Is there an overall temporal trend in exceedances? (Year, season…?)

# facet labels
facet_labs <- c(
  "cu" = "Copper",
  "zn" = "Zinc")

# plot
tbl2 %>%
  mutate(excd = ifelse(met_val > ccc_val,"Y","N"),
         year = year(date)) %>%
  ggplot(aes(as.factor(date),met_val, color = excd)) +
  geom_point() +
  facet_grid(metal ~ year, scales = "free", labeller = labeller(metal = facet_labs)) +
  xlab("") +
  ylab("Concentration (ug/L)") +
  theme_bw() +
  cuzn_theme +
  labs(color = "CCC Exceedance?") +
  ggtitle("All Sites")

# save
ggsave("output/figures/overall_exceedances.png", width = 8, height = 6)

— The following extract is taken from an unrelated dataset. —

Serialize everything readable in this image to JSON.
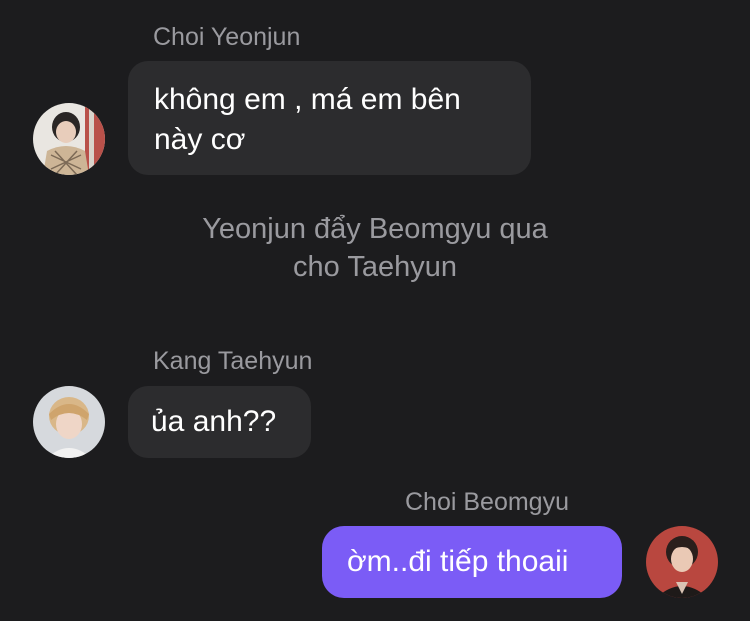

Are copper and zinc values correlated?

tbl2 %>%
  ungroup() %>%
  group_by(metal) %>%
  mutate(r = row_number()) %>%
  select(metal,met_val,r,Habitat) %>%
  spread(key = metal, val = met_val) %>%
  ggplot(aes(cu,zn, color = Habitat)) +
  geom_point(size = 2) + 
  theme_classic() +
  xlab("Copper (ug/L)") +
  ylab("Zinc (ug/L)") +
  xlim(0,2.5) +
  ggtitle("Copper vs Zinc values 2019-2020")

Relationship between copper and zinc appear to follow an approximately logistic relationship. Maybe we would we be able to determintaively observe the relationship with the full 20 year dataset?